En cuanto al Rogel, su nombre viene de Rogelia, una pastelera que vendía la torta que preparaba en el garaje de su casa en el barrio de Las Cañitas, cuya marca fue regalada a la pareja conformada por Ricardo y Charo Balbiani, quienes hacían otra torta basada en una receta holandesa con relleno de dulce de leche. Balbiani registró el nombre y el éxito del Rogel se multiplicó por todo el país. Según Balmaceda es “argentinísima. Pero aún más de lo que se supone. Porque tuvo un claro antecedente en el siglo XIX”. Se llamaba Torta Argentina.
Para Patricia Courtois, en cambio, el Rogel no es tan representativo; sí los pasteles de miel de caña. Y el anchi, un postre hecho con duraznitos y harina de maíz que se come en Salta. “También la mousse de vino, merengue con reducción de esta bebida que conocí en San Juan cuya receta está también en mi libro”, señala.
Las recetas de los postres de huevos como los quimbos, la ambrosía, el flan provienen, muchas veces, de los conventos. Se comprende entonces la sutileza de un bocado de huevo quimbo o ambrosía, para hundirlo en la boca y elevarse de éxtasis al cielo infinito y más allá.

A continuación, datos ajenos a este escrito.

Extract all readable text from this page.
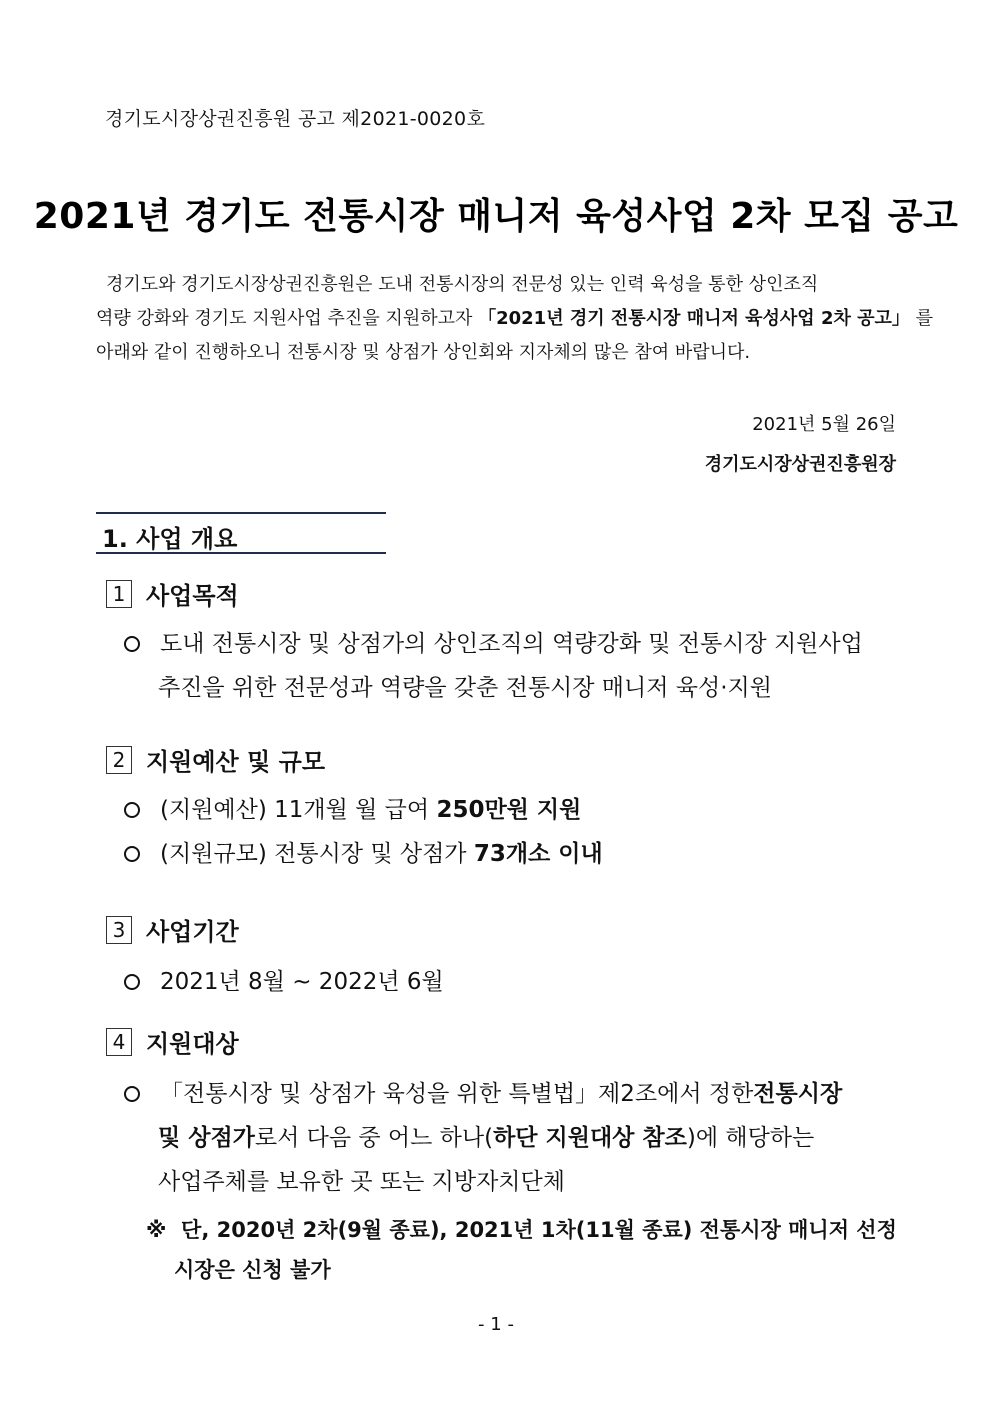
경기도시장상권진흥원 공고 제2021-0020호
2021년 경기도 전통시장 매니저 육성사업 2차 모집 공고
경기도와 경기도시장상권진흥원은 도내 전통시장의 전문성 있는 인력 육성을 통한 상인조직
역량 강화와 경기도 지원사업 추진을 지원하고자 「2021년 경기 전통시장 매니저 육성사업 2차 공고」 를
아래와 같이 진행하오니 전통시장 및 상점가 상인회와 지자체의 많은 참여 바랍니다.
2021년 5월 26일
경기도시장상권진흥원장
1. 사업 개요
1 사업목적
도내 전통시장 및 상점가의 상인조직의 역량강화 및 전통시장 지원사업
추진을 위한 전문성과 역량을 갖춘 전통시장 매니저 육성·지원
2 지원예산 및 규모
(지원예산)
11개월 월 급여
250만원 지원
(지원규모)
전통시장 및 상점가
73개소 이내
3 사업기간
2021년 8월 ~ 2022년 6월
4 지원대상
「전통시장 및 상점가 육성을 위한 특별법」제2조에서 정한 전통시장
및 상점가로서 다음 중 어느 하나(하단 지원대상 참조)에 해당하는
사업주체를 보유한 곳 또는 지방자치단체
※ 단, 2020년 2차(9월 종료), 2021년 1차(11월 종료) 전통시장 매니저 선정
시장은 신청 불가
- 1 -
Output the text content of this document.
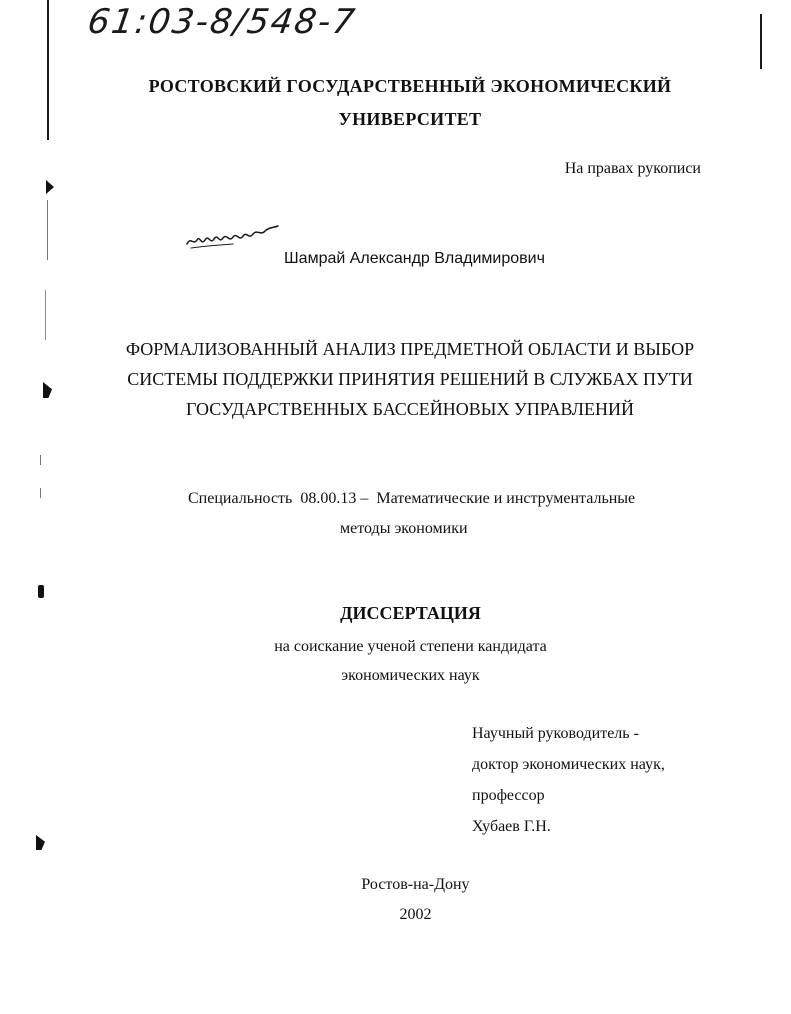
61:03-8/548-7
РОСТОВСКИЙ ГОСУДАРСТВЕННЫЙ ЭКОНОМИЧЕСКИЙ
УНИВЕРСИТЕТ
На правах рукописи
Шамрай Александр Владимирович
ФОРМАЛИЗОВАННЫЙ АНАЛИЗ ПРЕДМЕТНОЙ ОБЛАСТИ И ВЫБОР
СИСТЕМЫ ПОДДЕРЖКИ ПРИНЯТИЯ РЕШЕНИЙ В СЛУЖБАХ ПУТИ
ГОСУДАРСТВЕННЫХ БАССЕЙНОВЫХ УПРАВЛЕНИЙ
Специальность  08.00.13 –  Математические и инструментальные
методы экономики
ДИССЕРТАЦИЯ
на соискание ученой степени кандидата
экономических наук
Научный руководитель -
доктор экономических наук,
профессор
Хубаев Г.Н.
Ростов-на-Дону
2002
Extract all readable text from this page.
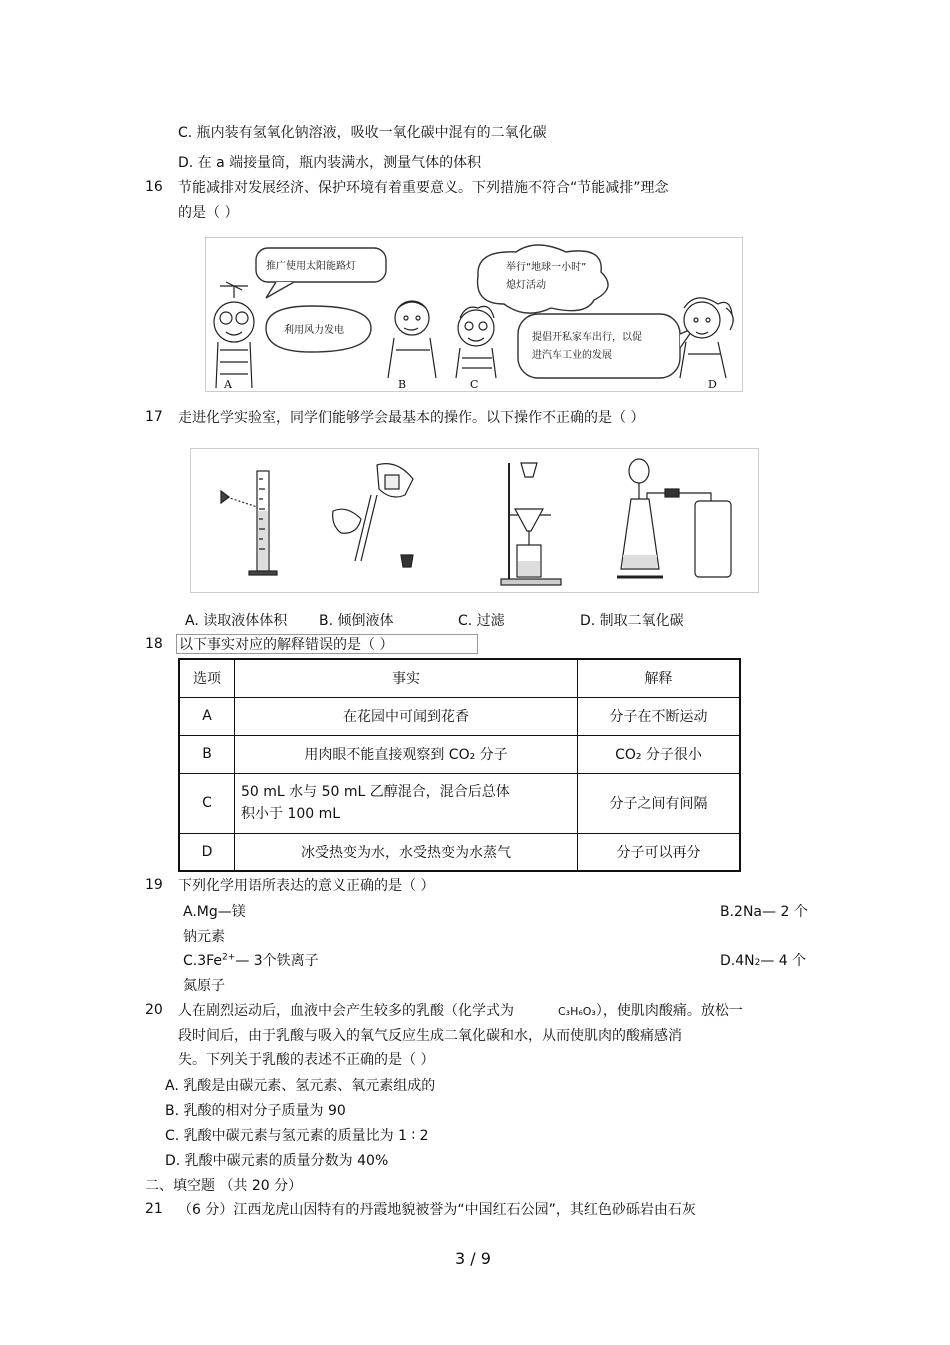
C. 瓶内装有氢氧化钠溶液，吸收一氧化碳中混有的二氧化碳
D. 在 a 端接量筒，瓶内装满水，测量气体的体积
16 节能减排对发展经济、保护环境有着重要意义。下列措施不符合“节能减排”理念
的是（ ）
推广使用太阳能路灯
利用风力发电
举行“地球一小时”
熄灯活动
提倡开私家车出行，以促
进汽车工业的发展
A	B	C	D
17 走进化学实验室，同学们能够学会最基本的操作。以下操作不正确的是（ ）
A. 读取液体体积 B. 倾倒液体	C. 过滤	D. 制取二氧化碳
18 以下事实对应的解释错误的是（ ）
选项	事实	解释
A	在花园中可闻到花香	分子在不断运动
B	用肉眼不能直接观察到 CO₂ 分子	CO₂ 分子很小
C	50 mL 水与 50 mL 乙醇混合，混合后总体
积小于 100 mL	分子之间有间隔
D	冰受热变为水，水受热变为水蒸气	分子可以再分
19 下列化学用语所表达的意义正确的是（ ）
A.Mg—镁	B.2Na— 2 个
钠元素
$C.3Fe^{2+}—$ 3个铁离子	D.4N2— 4 个
氮原子
20 人在剧烈运动后，血液中会产生较多的乳酸（化学式为	C₃H₆O₃），使肌肉酸痛。放松一
段时间后，由于乳酸与吸入的氧气反应生成二氧化碳和水，从而使肌肉的酸痛感消
失。下列关于乳酸的表述不正确的是（ ）
A. 乳酸是由碳元素、氢元素、氧元素组成的
B. 乳酸的相对分子质量为 90
C. 乳酸中碳元素与氢元素的质量比为 1 ∶ 2
D. 乳酸中碳元素的质量分数为 40%
二、填空题 （共 20 分）
21 （6 分）江西龙虎山因特有的丹霞地貌被誉为“中国红石公园”，其红色砂砾岩由石灰
3 / 9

Para Florencia Barrientos Paz, la ambrosía es típica de la zona de San Juan aunque se puede comer en otros lugares del país. Probablemente su origen, salvo por la vainilla, sea español: la palabra, en cambio, remite a la mitología griega. “La increíble textura que se logra del huevo hecho dulce es muy particular”, y concluye: “creo que el momento del postre es como el broche de oro de la comida, un premio, un mimo, ese plus que enriquece nuestra sobremesa y nos hace irnos con una sonrisa en la cara.”
Y ustedes, ¿qué otros postres criollos conocen?